Statistical analysis

Statistical analysis was performed using the XL STAT add-on for Excel. Statistically significant differences between responses of the three IBS subtypes were calculated using k-proportions tests. A P-value of <0.05 was considered statistically significant. The Monte Carlo and the Marascuilo methods were used to compare the proportions if the null hypothesis was rejected.

Survey respondents selected one of the three IBS subtypes that they had been diagnosed with and were included in the analysis as either IBS-C, IBS-D, or IBS-M. Respondents who failed to select a subtype were not included in further analysis (511 of 2,981 respondents were excluded). Symptom severity was scored on a four-point scale (never, mild, moderate, and severe), and each parameter is displayed as a proportion of the total IBS subtype population. Symptom frequency and quality of life-related outcomes were scored on a five-point scale (never, rarely, sometimes, often, and always).

RESULTS

Demographics and symptom duration

Two thousand four hundred seventy qualified respondents were included in this analysis, 2,108 in English and 362 in French, from all ten Canadian provinces, and two territories. There were no responses from Nunavut. Representative of the population, the majority were from Ontario (39 percent), Quebec (17.5 percent), and BC (13.4 percent). The most common IBS subtype was IBS-M (44 percent), followed by IBS-D (37 percent) and IBS-C (19 percent), (Table 1). Most respondents were female (88 percent). The most common age ranges were 50–59 years (28.5 percent), 60–69 years (21.9 percent), and 40–49 years (19.6 percent). Symptom duration was similar between IBS subtypes, with 51–56 percent of individuals reporting living with IBS for more than 10 years (Table 1).

Table 1.

Population demographics and symptom duration.
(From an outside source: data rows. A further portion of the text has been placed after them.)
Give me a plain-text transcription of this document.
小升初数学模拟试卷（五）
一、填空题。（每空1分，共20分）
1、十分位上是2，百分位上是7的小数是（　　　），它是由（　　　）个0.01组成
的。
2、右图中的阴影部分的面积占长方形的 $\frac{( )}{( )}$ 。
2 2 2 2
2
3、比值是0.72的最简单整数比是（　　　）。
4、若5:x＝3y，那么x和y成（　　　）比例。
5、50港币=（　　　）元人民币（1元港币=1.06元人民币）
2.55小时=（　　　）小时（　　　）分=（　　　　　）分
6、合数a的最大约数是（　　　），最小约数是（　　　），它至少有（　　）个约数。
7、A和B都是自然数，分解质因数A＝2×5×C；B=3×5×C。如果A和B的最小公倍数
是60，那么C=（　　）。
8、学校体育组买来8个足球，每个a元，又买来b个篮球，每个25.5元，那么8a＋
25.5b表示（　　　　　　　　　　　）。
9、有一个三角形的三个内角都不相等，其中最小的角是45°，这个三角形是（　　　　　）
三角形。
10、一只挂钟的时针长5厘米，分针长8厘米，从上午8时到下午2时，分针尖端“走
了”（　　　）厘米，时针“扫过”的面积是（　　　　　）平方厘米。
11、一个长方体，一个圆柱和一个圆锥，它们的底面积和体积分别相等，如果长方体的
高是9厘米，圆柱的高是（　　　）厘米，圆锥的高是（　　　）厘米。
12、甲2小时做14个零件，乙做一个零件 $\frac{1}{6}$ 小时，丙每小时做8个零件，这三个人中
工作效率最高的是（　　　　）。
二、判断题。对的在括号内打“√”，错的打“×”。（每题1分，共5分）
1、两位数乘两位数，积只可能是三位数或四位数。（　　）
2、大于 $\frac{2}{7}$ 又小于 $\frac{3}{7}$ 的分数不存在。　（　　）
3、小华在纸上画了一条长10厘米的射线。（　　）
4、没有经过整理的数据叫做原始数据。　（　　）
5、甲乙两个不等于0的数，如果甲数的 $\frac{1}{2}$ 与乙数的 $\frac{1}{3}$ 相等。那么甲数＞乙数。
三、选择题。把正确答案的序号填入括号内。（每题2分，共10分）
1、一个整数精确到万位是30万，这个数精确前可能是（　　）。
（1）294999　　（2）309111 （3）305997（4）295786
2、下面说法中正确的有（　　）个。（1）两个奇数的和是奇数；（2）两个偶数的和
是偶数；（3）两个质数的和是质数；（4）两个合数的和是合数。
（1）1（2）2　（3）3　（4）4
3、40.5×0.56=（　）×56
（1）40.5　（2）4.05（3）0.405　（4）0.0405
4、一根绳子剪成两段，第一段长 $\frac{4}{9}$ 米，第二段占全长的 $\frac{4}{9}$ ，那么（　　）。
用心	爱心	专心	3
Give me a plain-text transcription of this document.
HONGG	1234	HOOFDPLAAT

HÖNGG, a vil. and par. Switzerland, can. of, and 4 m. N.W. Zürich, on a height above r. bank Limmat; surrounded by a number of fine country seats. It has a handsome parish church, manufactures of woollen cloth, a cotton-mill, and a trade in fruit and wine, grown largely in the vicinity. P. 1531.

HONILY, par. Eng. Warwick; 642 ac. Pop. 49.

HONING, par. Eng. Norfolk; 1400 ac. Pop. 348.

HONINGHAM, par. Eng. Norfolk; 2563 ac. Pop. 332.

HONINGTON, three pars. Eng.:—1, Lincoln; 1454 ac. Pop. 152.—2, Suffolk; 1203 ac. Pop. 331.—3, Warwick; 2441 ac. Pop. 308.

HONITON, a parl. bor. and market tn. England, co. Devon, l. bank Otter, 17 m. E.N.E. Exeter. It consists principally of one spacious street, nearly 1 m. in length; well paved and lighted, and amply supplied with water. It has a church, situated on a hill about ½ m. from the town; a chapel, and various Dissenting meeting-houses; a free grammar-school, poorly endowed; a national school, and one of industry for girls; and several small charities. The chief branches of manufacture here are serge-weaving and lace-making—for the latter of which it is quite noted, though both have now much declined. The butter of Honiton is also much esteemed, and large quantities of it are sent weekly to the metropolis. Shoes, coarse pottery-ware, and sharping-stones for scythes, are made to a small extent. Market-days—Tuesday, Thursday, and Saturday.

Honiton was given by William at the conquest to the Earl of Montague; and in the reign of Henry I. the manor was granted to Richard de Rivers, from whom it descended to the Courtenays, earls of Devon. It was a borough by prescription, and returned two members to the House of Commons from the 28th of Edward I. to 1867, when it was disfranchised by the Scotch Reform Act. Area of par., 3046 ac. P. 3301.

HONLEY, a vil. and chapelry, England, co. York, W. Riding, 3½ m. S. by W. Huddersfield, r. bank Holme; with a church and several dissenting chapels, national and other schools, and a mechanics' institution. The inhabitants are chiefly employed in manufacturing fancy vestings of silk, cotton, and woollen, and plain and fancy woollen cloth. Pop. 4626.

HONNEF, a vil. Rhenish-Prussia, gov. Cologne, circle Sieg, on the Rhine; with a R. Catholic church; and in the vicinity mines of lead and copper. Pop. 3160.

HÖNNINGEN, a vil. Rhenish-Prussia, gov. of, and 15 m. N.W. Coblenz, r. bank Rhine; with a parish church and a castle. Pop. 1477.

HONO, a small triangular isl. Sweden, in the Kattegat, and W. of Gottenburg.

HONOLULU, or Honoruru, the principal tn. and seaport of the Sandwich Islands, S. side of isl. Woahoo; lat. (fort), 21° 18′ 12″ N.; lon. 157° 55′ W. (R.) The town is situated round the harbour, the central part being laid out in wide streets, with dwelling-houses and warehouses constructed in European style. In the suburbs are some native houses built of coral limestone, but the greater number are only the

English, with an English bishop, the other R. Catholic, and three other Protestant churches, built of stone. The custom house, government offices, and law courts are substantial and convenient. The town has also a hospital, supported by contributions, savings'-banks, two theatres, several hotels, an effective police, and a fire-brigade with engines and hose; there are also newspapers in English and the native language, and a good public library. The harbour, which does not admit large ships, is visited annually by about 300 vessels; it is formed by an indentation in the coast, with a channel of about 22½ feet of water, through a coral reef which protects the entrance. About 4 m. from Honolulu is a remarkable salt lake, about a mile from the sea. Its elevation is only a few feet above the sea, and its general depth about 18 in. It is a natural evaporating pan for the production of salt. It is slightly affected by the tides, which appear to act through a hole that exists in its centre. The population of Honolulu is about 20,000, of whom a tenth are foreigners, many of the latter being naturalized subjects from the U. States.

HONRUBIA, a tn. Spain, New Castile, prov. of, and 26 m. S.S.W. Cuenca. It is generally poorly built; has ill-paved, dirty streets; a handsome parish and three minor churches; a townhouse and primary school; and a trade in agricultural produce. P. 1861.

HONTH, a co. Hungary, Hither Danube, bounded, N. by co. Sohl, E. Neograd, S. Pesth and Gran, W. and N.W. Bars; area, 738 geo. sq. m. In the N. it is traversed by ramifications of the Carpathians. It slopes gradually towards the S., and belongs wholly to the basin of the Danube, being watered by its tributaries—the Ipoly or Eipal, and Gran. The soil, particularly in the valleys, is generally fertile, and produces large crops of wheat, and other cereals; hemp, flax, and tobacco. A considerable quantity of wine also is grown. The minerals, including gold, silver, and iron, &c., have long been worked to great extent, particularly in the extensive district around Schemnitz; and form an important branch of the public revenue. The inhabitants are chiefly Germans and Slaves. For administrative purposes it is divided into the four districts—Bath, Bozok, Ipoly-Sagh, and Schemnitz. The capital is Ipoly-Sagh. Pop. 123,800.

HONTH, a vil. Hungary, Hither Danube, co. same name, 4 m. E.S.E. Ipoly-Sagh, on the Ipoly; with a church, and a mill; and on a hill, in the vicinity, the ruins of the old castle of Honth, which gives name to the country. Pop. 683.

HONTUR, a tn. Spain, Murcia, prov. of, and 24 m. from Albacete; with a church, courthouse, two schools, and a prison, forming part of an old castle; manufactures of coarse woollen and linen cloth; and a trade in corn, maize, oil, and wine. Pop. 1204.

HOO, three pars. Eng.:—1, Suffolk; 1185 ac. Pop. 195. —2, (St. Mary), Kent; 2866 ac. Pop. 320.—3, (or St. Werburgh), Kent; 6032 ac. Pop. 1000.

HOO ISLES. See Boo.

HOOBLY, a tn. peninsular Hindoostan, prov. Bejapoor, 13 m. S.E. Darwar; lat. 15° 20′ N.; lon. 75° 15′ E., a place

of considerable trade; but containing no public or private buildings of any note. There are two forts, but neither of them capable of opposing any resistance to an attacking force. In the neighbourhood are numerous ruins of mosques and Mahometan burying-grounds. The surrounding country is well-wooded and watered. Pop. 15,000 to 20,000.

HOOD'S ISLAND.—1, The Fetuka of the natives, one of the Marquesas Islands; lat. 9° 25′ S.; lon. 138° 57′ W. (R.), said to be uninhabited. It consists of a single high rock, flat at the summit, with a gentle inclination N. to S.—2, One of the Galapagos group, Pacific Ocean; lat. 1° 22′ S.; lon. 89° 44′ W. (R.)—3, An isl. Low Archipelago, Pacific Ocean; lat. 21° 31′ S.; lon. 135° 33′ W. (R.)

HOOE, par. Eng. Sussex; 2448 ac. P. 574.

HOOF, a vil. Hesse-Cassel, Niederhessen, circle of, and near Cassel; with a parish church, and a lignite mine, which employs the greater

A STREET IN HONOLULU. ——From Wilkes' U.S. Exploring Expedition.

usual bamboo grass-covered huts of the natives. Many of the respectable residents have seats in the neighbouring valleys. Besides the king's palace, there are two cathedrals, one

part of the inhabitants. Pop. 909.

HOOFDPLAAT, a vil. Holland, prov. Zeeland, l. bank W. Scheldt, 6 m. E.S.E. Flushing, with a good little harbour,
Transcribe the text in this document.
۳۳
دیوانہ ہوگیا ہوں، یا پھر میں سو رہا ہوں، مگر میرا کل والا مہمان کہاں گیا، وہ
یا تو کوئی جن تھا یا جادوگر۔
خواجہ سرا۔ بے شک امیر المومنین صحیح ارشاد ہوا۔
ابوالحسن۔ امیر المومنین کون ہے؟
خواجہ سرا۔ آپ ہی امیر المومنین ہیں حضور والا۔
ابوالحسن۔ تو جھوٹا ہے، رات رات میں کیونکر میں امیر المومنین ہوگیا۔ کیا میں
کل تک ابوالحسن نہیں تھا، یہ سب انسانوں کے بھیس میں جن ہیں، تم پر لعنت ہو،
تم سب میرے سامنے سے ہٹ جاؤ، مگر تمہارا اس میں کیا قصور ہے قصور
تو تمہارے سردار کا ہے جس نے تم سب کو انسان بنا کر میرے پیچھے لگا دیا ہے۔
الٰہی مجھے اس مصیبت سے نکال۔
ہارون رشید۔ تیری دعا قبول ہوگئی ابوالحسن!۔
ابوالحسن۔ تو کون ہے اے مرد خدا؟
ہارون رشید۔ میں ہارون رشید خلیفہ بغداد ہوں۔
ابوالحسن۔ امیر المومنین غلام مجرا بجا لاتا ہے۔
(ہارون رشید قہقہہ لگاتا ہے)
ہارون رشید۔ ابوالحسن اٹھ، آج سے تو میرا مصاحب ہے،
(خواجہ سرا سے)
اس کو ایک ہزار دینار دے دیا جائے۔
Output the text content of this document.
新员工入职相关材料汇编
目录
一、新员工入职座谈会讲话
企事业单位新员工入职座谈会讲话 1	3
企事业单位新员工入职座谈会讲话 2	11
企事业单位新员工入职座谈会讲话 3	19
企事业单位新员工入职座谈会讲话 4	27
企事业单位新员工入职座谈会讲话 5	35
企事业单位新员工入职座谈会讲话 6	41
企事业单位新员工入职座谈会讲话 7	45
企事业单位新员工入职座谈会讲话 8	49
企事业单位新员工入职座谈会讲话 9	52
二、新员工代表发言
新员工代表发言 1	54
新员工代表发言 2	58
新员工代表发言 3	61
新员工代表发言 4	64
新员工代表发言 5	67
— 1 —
Parameter IBS-M IBS-D IBS-C
Individuals, N (%) 1,086 (44.0) 917 (37.1) 467 (18.9)
Male/Female (%) 120/956 (11/88) 128/789 (14/86)
 33*/430 (7/92)
*P < 0.05 vs. IBS-M & -D
Age range (n, %)
 <19 9 (0.8) 5 (0.5) 3 (0.6)
 19–29 69 (6.4) 46 (5.0) 36 (7.7)
 30–39 139 (12.8), *P < 0.05 vs. IBS-D 163 (17.8) 69 (14.8)
 40–49 216 (19.9) 190 (20.7) 90 (19.3)
 50–59 336 (30.9), *P < 0.05 vs. IBS-D 238 (26.0) 133 (28.5)
 60–69 222 (20.4) 210 (22.9) 94 (20.1)
 ≥70 89 (8.2) 63 (6.9) 38 (8.1)
 Prefer not to say 6 (0.6) 1 (0.1) 4 (0.9)
Province of residence (n, %)
 Alberta 113 (10.4) 75 (8.2) 55 (11.8)
 British Columbia 150 (13.9) 118 (12.9) 52 (11.1)
 Manitoba 47 (4.3) 52 (5.7) 19 (4.1)
 New Brunswick 38 (3.5) 33 (3.6) 19 (4.1)
 Newfoundland 30 (2.8) 22 (2.4) 11 (2.4)
 Northwest Territories 0 (0.0) 1 (0.1) 0 (0.0)
 Nova Scotia 59 (5.5) 60 (6.5) 27 (5.8)
 Ontario 416 (38.4) 346 (37.7) 188 (40.3)
 Prince Edward Island 13 (1.2) 5 (0.5) 4 (0.9)
 Quebec 174 (16.1) 168 (18.3) 73 (15.6)
 Saskatchewan 42 (3.9) 36 (3.9) 19 (4.1)
 Yukon 0 (0.0) 1 (0.1) 0 (0.0)
Symptom duration (n, %)
 <1 year 23 (2.1) 21 (2.3) 9 (1.9)
 1–3 years 108 (9.9) 98 (10.7) 41 (8.8)
 3–5 years 129 (11.9) 113 (12.3) 58 (12.4)
 5–10 years 235 (21.6) 219 (23.9) 97 (20.8)
 >10 years 591 (54.4) 466 (50.8) 262 (56.1)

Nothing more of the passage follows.